In this work we looked closer at how to more accurately re-create missing data from an existing data set, without any prior knowledge of the missing data.
Interpolation can roughly be categorized into two types; Feature-Aware, and Not Feature-Aware. We use a registration method based on B-splines to determine feature correspondence in all of of the data slices we work with.
With the help of these correspondence offsets, the steps to performing registration-based interpolation is quite simple. In brief, the registration proceeds just as with trilinear interpolation, except that we now apply an offset vector to the interpolation along the axis we have calculated feature correspondence.
A diagram illustrating the differences between feature aware, and not feature aware interpolation methods. In this case, we are interpolating data in-between two slices, denoted by the grey and reddish pixels on the left- and right-hand side. The red pixels are identical features identified in both data slices. For the specific pixel marked with an 'x' the green circle illustrates which surrounding data is considered when performing the data interpolation. Note how feature aware methods will minimize the data to mostly include features we are interested in, in both data slices.

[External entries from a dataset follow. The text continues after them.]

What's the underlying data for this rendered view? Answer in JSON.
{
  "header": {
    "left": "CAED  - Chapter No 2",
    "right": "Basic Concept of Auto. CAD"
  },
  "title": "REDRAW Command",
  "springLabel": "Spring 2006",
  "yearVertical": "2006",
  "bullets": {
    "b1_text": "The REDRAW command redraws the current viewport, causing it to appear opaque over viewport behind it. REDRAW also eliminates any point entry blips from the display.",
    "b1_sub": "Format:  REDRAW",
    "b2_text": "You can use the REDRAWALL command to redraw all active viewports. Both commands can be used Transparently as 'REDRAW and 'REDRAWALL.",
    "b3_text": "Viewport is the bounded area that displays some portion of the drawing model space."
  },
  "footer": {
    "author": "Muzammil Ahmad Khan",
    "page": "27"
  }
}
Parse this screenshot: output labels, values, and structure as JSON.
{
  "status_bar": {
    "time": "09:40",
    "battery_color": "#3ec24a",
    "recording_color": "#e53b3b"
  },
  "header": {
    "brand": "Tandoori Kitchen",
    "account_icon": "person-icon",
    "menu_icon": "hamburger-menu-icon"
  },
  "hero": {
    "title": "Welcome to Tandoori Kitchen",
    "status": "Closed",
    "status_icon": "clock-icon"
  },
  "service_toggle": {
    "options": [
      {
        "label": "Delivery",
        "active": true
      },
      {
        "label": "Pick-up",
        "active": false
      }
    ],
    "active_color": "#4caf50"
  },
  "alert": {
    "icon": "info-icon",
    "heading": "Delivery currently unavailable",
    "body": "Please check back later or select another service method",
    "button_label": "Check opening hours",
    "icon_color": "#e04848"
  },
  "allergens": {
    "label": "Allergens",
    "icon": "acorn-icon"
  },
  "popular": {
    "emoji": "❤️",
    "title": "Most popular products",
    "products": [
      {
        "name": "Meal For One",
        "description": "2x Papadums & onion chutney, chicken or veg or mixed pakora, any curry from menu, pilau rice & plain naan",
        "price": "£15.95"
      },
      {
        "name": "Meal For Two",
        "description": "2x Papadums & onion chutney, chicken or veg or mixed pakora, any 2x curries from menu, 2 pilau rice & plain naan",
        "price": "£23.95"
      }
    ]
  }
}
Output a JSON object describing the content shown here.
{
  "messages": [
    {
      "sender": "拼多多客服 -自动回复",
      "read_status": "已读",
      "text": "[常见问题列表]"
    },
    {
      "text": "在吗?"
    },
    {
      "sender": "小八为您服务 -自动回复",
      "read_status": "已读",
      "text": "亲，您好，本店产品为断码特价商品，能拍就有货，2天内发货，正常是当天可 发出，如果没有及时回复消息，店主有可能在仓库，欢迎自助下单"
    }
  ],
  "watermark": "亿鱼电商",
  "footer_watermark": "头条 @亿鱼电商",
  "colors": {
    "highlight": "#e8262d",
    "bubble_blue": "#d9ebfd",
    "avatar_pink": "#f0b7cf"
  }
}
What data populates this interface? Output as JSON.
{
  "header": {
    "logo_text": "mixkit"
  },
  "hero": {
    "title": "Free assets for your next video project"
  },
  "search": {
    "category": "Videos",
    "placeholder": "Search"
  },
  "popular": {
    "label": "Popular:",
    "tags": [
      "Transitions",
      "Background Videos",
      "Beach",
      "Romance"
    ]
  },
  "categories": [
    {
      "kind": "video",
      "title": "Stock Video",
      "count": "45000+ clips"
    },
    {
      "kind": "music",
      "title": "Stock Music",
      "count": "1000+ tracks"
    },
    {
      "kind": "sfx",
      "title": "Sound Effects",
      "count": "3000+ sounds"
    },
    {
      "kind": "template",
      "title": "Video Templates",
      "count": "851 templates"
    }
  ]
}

There are four general steps to performing registration based interpolation. We show the raw data without activating hardware acceleration, to better illustrate how our method works. In step 1, you will see several slices of data along the Y/Z axis. We concentrate on the center two. The dotted lines indicate where the data is actually 'located', which is at the very center of each individual voxel. In step 2, we determine the point in space, in which we wish to find a new interpolated value. With this point, we can look examine our registration data slices (in Step 3) that give us vector offsets (in blue), pointing to where each feature on both slices correspond to, on the opposite slice. As our point in space is exactly half-way in-between both slices, we follow half the offset in either direction, in step 4, and combine the results to find our registration-based interpolated value.